US Politics

I would say your house is your asset....don't take out any shared equity loans.

Fingers crossed on your public pension but I wouldn't have any expectations. I would say forget retirement as something permanent, work on your health so you can keep 'working' to some extent.....though obviously not full time.

Yeah, I know....it's pretty grim.

That's the future....generations of politicians have spunked up the wall for us. They thought turning your towns into the third world was some kind of future.....As if the third world were going to be workaholics and form German type trade guilds or something.

Low quality and ideological elites.
50 years ago the company I was working for, which was part of Bayer, could clearly see the way the future was likely to be and adapted strategies accordingly. They knew that with improved health care we would all live much longer, but at a big cost. They also knew that with a declining birth rate there wouldn’t be enough working age people to keep society functioning, let alone provide the care that the elderly needed.

Of course there was also talk about a leisure revolution, a time when automation took care of all routines, but this was dismissed as just wishful thinking.

For much of my life people could look forward to perhaps 10 or 15 years of retirement. Not today. Most expect much more than that, and to be active for most of it.

The solution is staring us in the face but we have only played with implementing it, because it is so politically unpopular that it’s a sure vote loser.

We need to increase the retirement age to a minimum of 75 for the fit and healthy, with part time provision made for those who aren’t. After 75 those who remain fit should be expected to work helping the less able retired for a few hours each week as a condition of receiving their state pension.

Something like this should have been gradually introduced 30 or 40 years ago so that by now it would be normal. Now it would be near to impossible to do enough quickly enough.

It would though greatly reduce our need for legal immigration, even if not eliminating it completely.
 
50 years ago the company I was working for, which was part of Bayer, could clearly see the way the future was likely to be and adapted strategies accordingly. They knew that with improved health care we would all live much longer, but at a big cost. They also knew that with a declining birth rate there wouldn’t be enough working age people to keep society functioning, let alone provide the care that the elderly needed.

Of course there was also talk about a leisure revolution, a time when automation took care of all routines, but this was dismissed as just wishful thinking.

For much of my life people could look forward to perhaps 10 or 15 years of retirement. Not today. Most expect much more than that, and to be active for most of it.

The solution is staring us in the face but we have only played with implementing it, because it is so politically unpopular that it’s a sure vote loser.

We need to increase the retirement age to a minimum of 75 for the fit and healthy, with part time provision made for those who aren’t. After 75 those who remain fit should be expected to work helping the less able retired for a few hours each week as a condition of receiving their state pension.

Something like this should have been gradually introduced 30 or 40 years ago so that by now it would be normal. Now it would be near to impossible to do enough quickly enough.

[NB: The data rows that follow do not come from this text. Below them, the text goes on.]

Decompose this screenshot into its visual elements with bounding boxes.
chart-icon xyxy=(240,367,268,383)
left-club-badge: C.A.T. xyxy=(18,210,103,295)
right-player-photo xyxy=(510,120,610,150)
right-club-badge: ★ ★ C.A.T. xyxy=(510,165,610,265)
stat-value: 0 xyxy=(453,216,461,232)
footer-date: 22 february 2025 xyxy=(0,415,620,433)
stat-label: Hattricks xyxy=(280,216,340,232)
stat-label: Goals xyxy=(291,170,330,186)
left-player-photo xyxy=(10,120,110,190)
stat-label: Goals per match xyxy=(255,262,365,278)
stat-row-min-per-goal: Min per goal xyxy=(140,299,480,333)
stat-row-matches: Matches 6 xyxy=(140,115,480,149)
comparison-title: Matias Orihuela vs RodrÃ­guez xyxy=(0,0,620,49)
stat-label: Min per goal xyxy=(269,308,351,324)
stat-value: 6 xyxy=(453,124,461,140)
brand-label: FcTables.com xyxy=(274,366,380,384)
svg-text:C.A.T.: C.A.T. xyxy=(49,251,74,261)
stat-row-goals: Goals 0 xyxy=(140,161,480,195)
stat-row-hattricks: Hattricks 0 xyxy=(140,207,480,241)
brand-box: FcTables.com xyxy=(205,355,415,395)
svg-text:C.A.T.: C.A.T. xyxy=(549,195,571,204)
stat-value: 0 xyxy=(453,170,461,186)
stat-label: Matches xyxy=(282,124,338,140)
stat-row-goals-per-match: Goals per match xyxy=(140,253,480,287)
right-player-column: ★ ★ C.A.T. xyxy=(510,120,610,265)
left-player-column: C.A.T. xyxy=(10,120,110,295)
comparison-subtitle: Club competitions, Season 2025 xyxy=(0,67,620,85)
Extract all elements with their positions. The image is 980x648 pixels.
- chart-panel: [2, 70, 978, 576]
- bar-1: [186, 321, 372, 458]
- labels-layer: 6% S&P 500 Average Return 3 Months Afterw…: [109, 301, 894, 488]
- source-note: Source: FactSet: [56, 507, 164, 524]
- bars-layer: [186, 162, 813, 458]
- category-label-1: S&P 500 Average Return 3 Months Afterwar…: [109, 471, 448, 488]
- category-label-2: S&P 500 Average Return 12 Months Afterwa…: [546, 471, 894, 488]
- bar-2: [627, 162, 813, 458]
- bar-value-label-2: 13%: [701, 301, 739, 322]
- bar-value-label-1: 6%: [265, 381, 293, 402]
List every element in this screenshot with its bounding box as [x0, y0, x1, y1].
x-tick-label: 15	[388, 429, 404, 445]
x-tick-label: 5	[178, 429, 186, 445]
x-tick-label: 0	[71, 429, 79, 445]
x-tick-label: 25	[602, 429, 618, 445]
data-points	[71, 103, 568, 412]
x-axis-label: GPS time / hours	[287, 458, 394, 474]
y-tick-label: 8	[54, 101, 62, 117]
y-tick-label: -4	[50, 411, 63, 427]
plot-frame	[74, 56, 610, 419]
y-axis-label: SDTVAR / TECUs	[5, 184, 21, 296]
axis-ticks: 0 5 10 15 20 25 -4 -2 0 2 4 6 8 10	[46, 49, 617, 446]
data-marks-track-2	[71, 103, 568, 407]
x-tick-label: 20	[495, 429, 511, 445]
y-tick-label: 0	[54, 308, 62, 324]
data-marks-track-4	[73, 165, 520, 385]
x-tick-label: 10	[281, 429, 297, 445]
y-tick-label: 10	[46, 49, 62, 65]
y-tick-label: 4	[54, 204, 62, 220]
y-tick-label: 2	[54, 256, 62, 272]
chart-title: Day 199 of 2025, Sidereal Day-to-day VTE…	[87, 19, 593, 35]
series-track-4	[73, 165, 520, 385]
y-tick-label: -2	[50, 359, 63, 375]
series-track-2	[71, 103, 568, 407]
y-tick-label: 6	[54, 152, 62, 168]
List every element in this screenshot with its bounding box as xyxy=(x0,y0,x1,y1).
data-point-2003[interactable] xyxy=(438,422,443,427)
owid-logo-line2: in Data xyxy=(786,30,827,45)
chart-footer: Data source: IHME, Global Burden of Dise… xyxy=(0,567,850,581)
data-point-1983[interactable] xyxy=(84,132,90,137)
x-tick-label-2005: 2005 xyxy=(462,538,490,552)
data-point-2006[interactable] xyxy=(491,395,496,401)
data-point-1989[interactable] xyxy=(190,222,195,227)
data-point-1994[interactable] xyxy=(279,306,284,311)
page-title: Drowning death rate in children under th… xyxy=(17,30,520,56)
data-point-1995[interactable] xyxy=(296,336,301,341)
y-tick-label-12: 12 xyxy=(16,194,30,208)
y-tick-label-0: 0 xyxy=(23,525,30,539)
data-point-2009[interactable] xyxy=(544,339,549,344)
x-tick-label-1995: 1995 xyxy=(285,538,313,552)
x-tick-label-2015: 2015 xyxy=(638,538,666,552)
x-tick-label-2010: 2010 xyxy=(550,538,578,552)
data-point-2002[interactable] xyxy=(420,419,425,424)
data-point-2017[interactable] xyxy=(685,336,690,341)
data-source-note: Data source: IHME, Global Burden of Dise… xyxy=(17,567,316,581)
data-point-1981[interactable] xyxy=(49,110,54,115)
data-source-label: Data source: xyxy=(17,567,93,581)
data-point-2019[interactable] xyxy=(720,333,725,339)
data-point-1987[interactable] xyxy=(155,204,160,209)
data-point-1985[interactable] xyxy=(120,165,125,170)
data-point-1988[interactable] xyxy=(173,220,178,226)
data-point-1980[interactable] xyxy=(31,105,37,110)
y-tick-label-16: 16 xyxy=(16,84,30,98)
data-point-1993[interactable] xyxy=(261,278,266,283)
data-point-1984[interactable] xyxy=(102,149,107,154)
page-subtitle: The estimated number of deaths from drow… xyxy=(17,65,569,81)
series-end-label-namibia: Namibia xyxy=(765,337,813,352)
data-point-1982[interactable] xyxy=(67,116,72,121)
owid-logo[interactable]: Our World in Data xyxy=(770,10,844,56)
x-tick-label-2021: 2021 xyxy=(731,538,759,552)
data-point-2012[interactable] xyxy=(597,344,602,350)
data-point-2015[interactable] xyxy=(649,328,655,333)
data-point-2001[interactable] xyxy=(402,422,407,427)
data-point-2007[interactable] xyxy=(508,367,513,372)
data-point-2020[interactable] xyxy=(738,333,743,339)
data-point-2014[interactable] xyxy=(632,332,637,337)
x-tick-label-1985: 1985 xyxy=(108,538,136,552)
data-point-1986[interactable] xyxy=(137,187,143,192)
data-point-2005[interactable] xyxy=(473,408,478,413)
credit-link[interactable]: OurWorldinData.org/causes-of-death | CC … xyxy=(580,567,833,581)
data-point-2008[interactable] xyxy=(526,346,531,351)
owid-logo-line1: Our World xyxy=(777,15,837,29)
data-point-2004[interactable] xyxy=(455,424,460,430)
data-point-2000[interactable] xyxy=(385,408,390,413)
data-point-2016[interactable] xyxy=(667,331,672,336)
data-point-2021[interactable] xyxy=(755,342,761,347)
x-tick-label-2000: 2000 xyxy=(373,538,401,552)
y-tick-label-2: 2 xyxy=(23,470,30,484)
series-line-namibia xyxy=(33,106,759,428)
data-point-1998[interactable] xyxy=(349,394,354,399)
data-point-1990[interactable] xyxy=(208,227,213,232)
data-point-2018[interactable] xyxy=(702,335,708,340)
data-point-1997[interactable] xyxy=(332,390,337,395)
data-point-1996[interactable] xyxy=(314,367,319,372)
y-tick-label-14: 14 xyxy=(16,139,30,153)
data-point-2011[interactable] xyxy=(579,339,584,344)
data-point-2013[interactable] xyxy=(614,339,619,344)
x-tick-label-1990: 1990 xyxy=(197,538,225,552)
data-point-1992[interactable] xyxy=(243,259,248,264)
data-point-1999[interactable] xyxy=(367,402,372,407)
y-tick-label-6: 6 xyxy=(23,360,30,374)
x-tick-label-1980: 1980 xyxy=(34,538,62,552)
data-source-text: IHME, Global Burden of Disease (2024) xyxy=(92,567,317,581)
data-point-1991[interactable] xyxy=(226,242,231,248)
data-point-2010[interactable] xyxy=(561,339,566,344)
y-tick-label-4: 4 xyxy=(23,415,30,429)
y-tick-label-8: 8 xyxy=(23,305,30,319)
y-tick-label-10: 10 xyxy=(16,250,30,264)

It would though greatly reduce our need for legal immigration, even if not eliminating it completely.
This again? How many are capable of doing manual labour after the wear and tear of 50 years of it? I know several whose knees, backs and hips are wrecked well ahead of them being 70 let alone 75.
Most people experience cognitive decline at 70. What jobs are they,supposed to do?
Apart from being President of America of course.
 
50 years ago the company I was working for, which was part of Bayer, could clearly see the way the future was likely to be and adapted strategies accordingly. They knew that with improved health care we would all live much longer, but at a big cost. They also knew that with a declining birth rate there wouldn’t be enough working age people to keep society functioning, let alone provide the care that the elderly needed.

Of course there was also talk about a leisure revolution, a time when automation took care of all routines, but this was dismissed as just wishful thinking.

For much of my life people could look forward to perhaps 10 or 15 years of retirement. Not today. Most expect much more than that, and to be active for most of it.

The solution is staring us in the face but we have only played with implementing it, because it is so politically unpopular that it’s a sure vote loser.

We need to increase the retirement age to a minimum of 75 for the fit and healthy, with part time provision made for those who aren’t. After 75 those who remain fit should be expected to work helping the less able retired for a few hours each week as a condition of receiving their state pension.

Something like this should have been gradually introduced 30 or 40 years ago so that by now it would be normal. Now it would be near to impossible to do enough quickly enough.

It would though greatly reduce our need for legal immigration, even if not eliminating it completely.
75 too old. I would go 70-72. That buys a bit of time. Just because you are fit and and healthy not everyone is.